Friday, October 5, 2018

Stuffed and Starved: The Hidden Battle for the World Food System - Revised and Updated Revised, Expanded Edition by Raj Patel (Melville House)


"Stuffed and Starved" by Raj Patel is an ambitious piece of research and critical analysis of the world food system. As both a seasoned policy analyst and news reporter, Mr. Patel's thinking has been enriched through interactions with farmers, businesspeople, policymakers, and activists in four continents. Sharing his thoughts and experiences in an intelligent, mature and accessible manner, Mr. Patel contends that the corporate dominance of the global food production and distribution system must be challenged at the pain of pushing humanity into an ever more insecure and unsustainable future.

Mr. Patel's core argument is that a relatively small number of giant corporations have used their power to benefit themselves at great cost to people's health and the environment. To help build his case, Mr. Patel traveled to Brazil, India and the U.S. to find small farmers who are all but forced to produce food under exploitative terms set by the agribusiness giants. Under these conditions, it is not surprising that farmers who are pressed to merely survive are becoming less and less concerned about conserving land and water resources, much less with preserving the unique varieties of crops that might otherwise enrich our collective experience with food. Instead, farmers tend to produce commodity goods such as soy beans that are often shipped to distant consumers located thousands of miles away; the author follows the flow of product through the supply chain to document and contrast how individual farmers receive next to nothing from their labors while heavily-capitalized distributors, processors and retailers gain enormous profits. Meanwhile, consumers in developed countries gain access to an abundance of cheap but nutritiously-dubious food while many in poorer countries live calorie-deficient lives.

Throughout the text, Mr. Patel provides valuable perspective and context. Mr. Patel views the Green Revolution of the 1960s as an attempt to help India and other recipient countries to resist communism and only secondarily as a project to support the local inhabitants.
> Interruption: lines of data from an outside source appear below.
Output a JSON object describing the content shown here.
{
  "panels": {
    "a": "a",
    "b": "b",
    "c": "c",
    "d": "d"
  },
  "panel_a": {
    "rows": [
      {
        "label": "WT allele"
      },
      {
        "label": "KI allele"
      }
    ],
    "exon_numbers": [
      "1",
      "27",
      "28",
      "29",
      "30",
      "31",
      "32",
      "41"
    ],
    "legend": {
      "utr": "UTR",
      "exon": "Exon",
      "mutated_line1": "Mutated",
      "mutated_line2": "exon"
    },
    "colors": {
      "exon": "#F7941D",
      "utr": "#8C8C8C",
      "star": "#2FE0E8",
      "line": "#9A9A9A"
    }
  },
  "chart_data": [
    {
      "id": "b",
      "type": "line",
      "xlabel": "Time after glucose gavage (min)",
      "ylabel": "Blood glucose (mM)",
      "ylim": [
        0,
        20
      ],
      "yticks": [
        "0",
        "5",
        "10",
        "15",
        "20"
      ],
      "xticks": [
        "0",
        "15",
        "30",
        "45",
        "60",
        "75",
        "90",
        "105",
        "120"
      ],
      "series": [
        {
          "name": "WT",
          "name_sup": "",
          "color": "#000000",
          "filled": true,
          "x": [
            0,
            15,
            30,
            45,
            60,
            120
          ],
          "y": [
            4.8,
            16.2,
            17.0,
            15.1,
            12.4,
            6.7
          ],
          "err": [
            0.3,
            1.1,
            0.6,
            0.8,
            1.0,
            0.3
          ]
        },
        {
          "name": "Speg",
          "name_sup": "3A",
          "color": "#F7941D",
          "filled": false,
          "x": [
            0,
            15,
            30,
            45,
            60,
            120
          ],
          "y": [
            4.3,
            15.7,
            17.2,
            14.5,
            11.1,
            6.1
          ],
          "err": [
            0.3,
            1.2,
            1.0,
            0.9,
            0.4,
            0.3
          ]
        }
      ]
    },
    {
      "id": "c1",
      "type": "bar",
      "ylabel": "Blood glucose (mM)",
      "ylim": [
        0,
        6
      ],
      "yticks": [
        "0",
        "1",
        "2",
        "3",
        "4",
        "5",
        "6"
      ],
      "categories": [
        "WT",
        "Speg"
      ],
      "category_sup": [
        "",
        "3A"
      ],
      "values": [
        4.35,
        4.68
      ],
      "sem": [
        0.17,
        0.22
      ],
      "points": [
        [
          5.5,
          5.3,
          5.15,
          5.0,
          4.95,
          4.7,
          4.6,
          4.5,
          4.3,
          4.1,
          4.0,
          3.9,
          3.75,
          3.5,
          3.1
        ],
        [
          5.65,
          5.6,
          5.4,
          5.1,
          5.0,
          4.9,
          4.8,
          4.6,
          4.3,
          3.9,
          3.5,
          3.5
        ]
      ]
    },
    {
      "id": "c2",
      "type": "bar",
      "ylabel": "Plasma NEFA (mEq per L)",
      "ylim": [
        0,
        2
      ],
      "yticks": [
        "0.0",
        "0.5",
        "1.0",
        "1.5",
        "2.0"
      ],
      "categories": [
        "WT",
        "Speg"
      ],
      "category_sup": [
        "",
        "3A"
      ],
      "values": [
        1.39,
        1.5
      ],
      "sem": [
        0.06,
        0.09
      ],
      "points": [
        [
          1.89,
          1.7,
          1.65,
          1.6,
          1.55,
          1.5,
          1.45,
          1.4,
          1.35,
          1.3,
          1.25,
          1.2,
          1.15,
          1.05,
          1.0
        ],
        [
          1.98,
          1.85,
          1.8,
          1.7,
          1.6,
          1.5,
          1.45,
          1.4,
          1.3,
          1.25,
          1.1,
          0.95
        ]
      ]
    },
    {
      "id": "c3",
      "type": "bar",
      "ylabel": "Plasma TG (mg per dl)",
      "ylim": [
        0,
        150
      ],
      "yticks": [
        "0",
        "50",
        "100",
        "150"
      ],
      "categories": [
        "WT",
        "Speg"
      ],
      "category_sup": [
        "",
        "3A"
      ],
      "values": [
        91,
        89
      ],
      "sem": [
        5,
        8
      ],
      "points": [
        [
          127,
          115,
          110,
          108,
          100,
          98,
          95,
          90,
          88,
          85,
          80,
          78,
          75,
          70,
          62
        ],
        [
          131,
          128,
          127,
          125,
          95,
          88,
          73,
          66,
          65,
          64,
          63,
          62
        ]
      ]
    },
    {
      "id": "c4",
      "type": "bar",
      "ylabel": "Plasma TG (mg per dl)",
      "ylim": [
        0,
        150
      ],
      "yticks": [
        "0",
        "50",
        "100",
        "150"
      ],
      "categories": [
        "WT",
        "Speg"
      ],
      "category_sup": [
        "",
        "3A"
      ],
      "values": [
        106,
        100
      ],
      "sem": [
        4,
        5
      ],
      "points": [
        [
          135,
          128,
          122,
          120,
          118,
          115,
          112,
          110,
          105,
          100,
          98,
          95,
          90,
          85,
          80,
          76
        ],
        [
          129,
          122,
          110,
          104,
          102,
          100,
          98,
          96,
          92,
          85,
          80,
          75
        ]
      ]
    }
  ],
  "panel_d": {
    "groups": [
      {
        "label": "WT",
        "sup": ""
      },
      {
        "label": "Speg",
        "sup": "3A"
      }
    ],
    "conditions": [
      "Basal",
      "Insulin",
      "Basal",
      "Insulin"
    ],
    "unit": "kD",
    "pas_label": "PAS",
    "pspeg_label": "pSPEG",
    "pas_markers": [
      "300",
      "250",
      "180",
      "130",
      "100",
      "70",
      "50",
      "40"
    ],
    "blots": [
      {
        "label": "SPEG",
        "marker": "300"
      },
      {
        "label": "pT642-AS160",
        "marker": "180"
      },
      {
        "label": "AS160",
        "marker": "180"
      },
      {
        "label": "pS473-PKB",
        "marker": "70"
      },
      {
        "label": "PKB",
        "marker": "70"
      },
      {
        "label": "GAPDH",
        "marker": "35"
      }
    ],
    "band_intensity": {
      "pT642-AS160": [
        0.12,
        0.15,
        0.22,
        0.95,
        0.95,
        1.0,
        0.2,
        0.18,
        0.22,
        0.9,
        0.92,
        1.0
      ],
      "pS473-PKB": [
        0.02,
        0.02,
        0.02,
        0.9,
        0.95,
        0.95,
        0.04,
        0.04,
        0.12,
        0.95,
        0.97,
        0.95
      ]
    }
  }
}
In fact, Mr. Patel discusses how the inroads made by multinational firms into the Indian farming economy has allowed these companies to successfully market patented pesticides, seeds and farm implements while simultatenously attempting to secure intellectual property rights to indigenous knowledge. Mr. Patel goes on to explain that the rubric of improving the lives of the poor has more recently been used by the biotech industry to market products such as 'golden rice', a food that offers a non-solution to the underlying conditions that drive poverty and malnutrition.

Interestingly, Mr. Patel shows how the military's development of packaged foods production and distribution laid the groundwork for the industrial system we take for granted today. Mr. Patel deconstructs the modern supermarket to demonstrate that the illusion of choice serves to alienate and distract us from our relative powerlessness, pointing out that the corporate food system's heavy dependence on oil exposes society to disaster in the event of supply disruption. Fortunately, the author also discusses how people are beginning to challenge the corporate model, including farmer co-ops, the slow food movement, organic foods, and other strategies. The author is hopeful that reclaiming our food rights can become the basis for a more humane and equitable relationship between people and help to heal the planet that sustains us all.

I highly recommend this outstanding book to everyone.